Mengajarkan nilai lokal
Pada
7 April 2002, pendidikan prasekolah miliknya pun resmi dibuka. Promosi
dilakukan dengan modal spanduk yang bertuliskan konsep dan idealisme
sekolah yang diberi nama Putik ini. Untuk memantapkan program belajar,
Nina bekerja sama dengan teman-temannya dari jurusan psikologi dan juga
teman-temannya yang berprofesi sebagai pengajar prasekolah anak.
Baru
sehari pasang spanduk, ternyata respons membludak. Banyak orang tua
datang dan ingin tahu lebih dalam tentang konsep pendidikan yang
diciptakan Nina. “Saat itu sayalah yang menjelaskan dan meyakinkan pada
calon orang tua murid. Masing-masing saya ceramahi selama dua jam
mengenai konsep prasekolah ini,” katanya sambil tersenyum.
Ia
mengatakan, bahasa bilingual tetap diajarkan di Sekolah Putik, namun
tidak untuk pendidikan prasekolah. Bahasa asing diajarkan setelah anak
duduk di tingkat SD. Nina berpendapat bahwa bahasa asing akan dikuasai
anak melalui kebiasaan, bukan karena belajar di sekolah. Jika kedua
orang tua tidak berbahasa asing di rumah, maka anak pun tidak akan bisa
berbahasa asing dengan lancar.
Dalam waktu kurang dari
seminggu, ia mendapatkan 20 murid. Ia mengatakan, kebanyakan orang tua
yang mendaftarkan anaknya memiliki latar belakang pendidikan tinggi.

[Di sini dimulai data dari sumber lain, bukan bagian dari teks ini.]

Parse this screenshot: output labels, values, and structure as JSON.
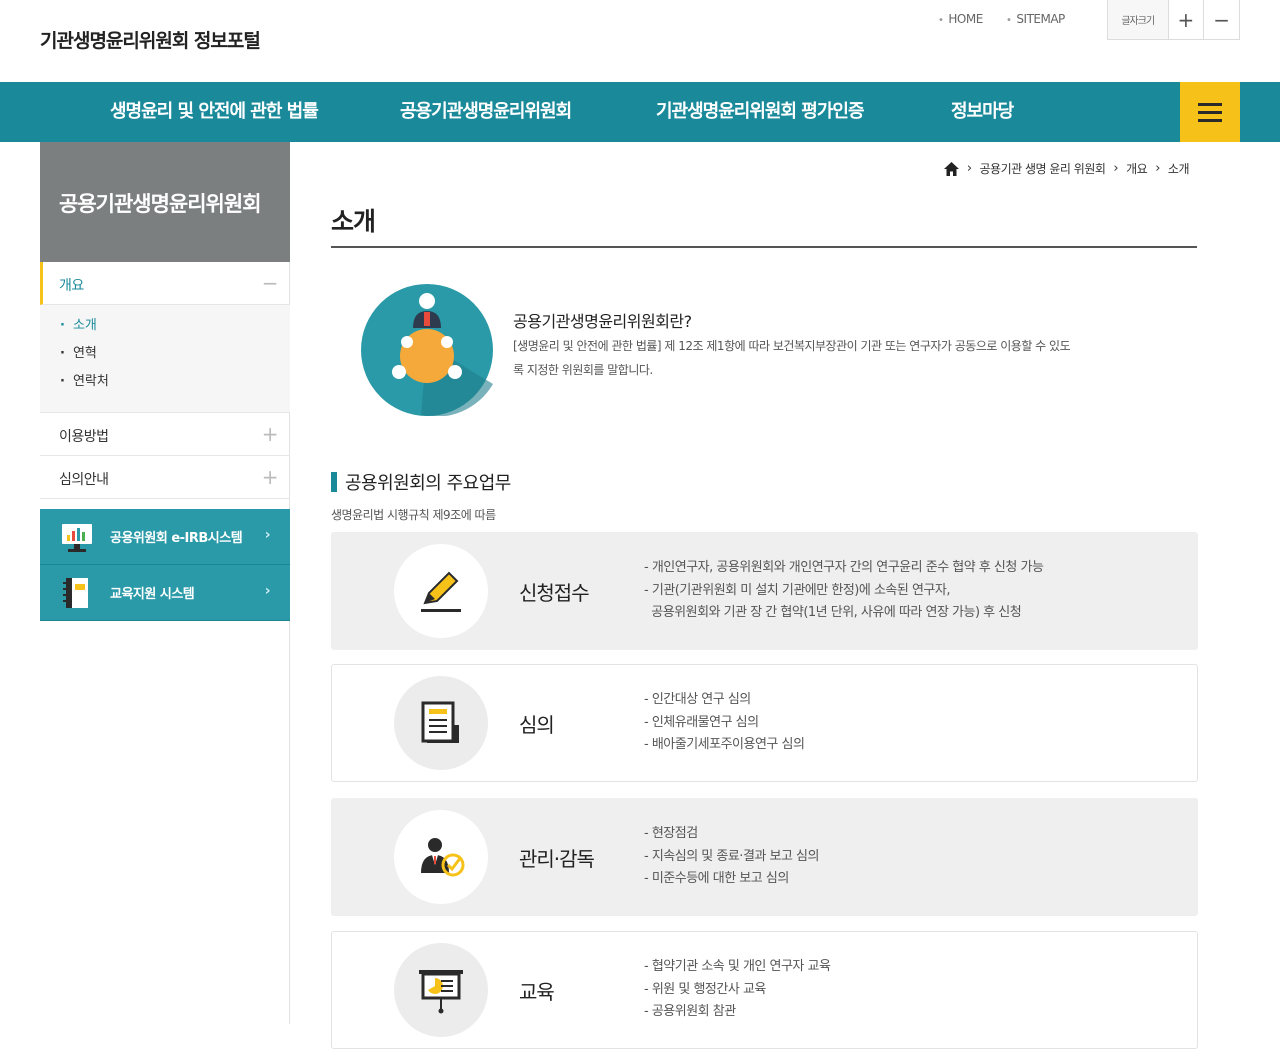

“Mereka lega bisa menemukan sekolah Putik karena metode belajar seperti
inilah yang selama ini mereka cari,” ujarnya.
Salah satu cara
Sekolah Putik menanamkan nilai-nilai lokal adalah dengan membiasakan
murid menyapa guru dengan sebutan “Ibu”, bukan “Miss”, serta menyebut
pegawai lain di sekolah dengan panggilan “Mbak” atau “Mas”. Pembagian
tingkat kelas prasekolah pun unik karena menggunakan sebutan umum dalam
kehidupan sehari-hari.
Ada kelas Dede Kecil (usia 1,5 – 2 tahun),
Dede (2 – 3 tahun), dan Adik (3 – 4 tahun). Selain prasekolah, Putik
juga memiliki TK yang dibagi menjadi TK A (4 – 5 tahun) dan B (5 – 6
tahun). Atas permintaan para orang tua, pada 2009 berdirilah SD Putik di
Cipayung. Agar setiap murid mendapat perhatian penuh, di masing-masing
kelas jumlah pengajar ditentukan berdasarkan jumlah murid.
Misalnya
di kelas Dede, perbandingan jumlah pengajar dengan murid adalah 1 : 6.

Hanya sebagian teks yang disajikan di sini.